Raporda aynı zamanda TİHEK gibi kurumların uygulamalarını, nefret suçlarına ilişkin kimi yasaların (TCK 216 gibi) özellikle hangi gruplara (gazeteciler, LGBTİ+lar gibi) karşı uygulandığını örneklendiriyoruz.
Yasal düzenlemeler
“Nefret Söylemi ve Dezenformasyona Karşı Ulusal Düzenleyici ve Öz Düzenleyici Çerçeveye İlişkin Bilgi Notu - Türkiye” isimli raporda, İnsan Hakları Derneği’nin (İHD) Eylül 2020’de yayımlan “Türkiye’de Nefret Suçları ve Son Dönemde Yaşanan Irkçı Saldırılar Özel Raporu”nu, 6 Ekim 2020 tarihli AB Komisyonu raporunu ve Doç. Dr. Ulaş Karan tarafından yayıma hazırlanan ve Avrupa Komisyonu tarafından yayımlanan “Ayrımcılık Yasağı Ülke Raporu (Türkiye-2020)” gibi güncel raporları temel aldık.
Raporda, Türkiye’de nefret söylemiyle ilişkilendirilen yasalara referanslar verirken, yasaların nasıl uygulandığını çeşitli vakalarla (LGBTİ+lar, Kürtler, Aleviler) örneklendirdik.
Medya ve düzenleyici kurumlar başlığında 6112 sayılı Radyo ve Televizyon Üst Kurulu (RTÜK) yasasının uygulama alanları da örneklendirdik. 5651 sayılı “İnternet Ortamında Yapılan Yayınların Düzenlenmesi ve Bu Yayınlar Yoluyla İşlenen Suçlarla Mücadele Edilmesi Hakkında Kanun”da çevrimiçi medyada yayılan nefret söylemine dair bir düzenlemenin olmadığını da not düştüğümüz raporda, nefret söylemi kapsamındaki yaptırımların keyfi olduğunu ve dezavantajlı grupların hakları söz konusu olduğunda TCK 216 uyarınca suçun cezasız kaldığını gösteren örneklere de değindik.
RTÜK’ün anti demokratik uygulamalarını ve eleştirel medyaya verdiği cezaları örneklendirirken, TİHEK gibi kurumlarını LGBTİ+lara karşı ayrımcı tutumlarını, Diril ailesi için yapılan başvurunun kabul edilmemesini örneklerle aktardık.
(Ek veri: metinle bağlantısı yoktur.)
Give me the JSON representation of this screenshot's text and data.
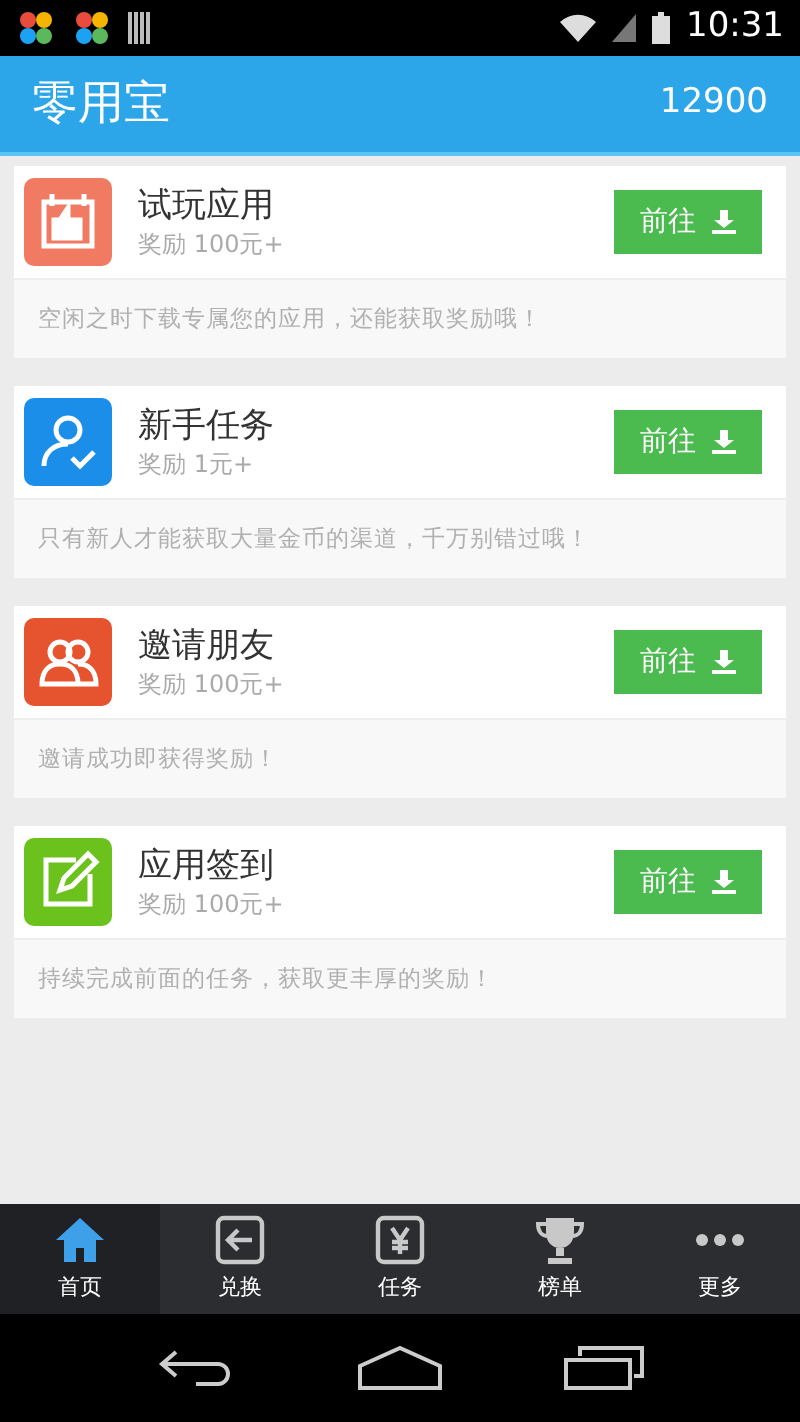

Yargı organlarının nefret söylemi ve nefret suçuna yaklaşımının genellikle azınlık gruplarının korunmasından yana olmadığını, azınlık kimliklerinin korunmasından yana olan açıklamaları sınırlayarak ifade özgürlüğünü kısıtladığını da not düştük.
Dezenformasyon
Türkiye’de dezenformasyona dair bir düzenleme olmamasından bahsedilirken Irkçılığa ve Hoşgörüsüzlüğe Karşı Avrupa Komisyonu (ECRI) 2016 raporu gibi referansları da kullandık. Raporda ayrıca Sulh Ceza Hakimliklerinin 5651 Sayılı İnternet Ortamında Yapılan Yayınların Düzenlenmesi Ve Bu Yayınlar Yoluyla İşlenen Suçlarla Mücadele Edilmesi Hakkında Kanunda Değişiklik Yapılmasına Dair Kanun’un özellikle 8. ve 9. maddelerini kullanarak içerik kaldırılması kararı verebildiğine, ancak çevrimiçi medyada nefret söylemiyle mücadeleye dair tanımlamanın yapıldığı bir düzenlemenin olmadığına da değinildi.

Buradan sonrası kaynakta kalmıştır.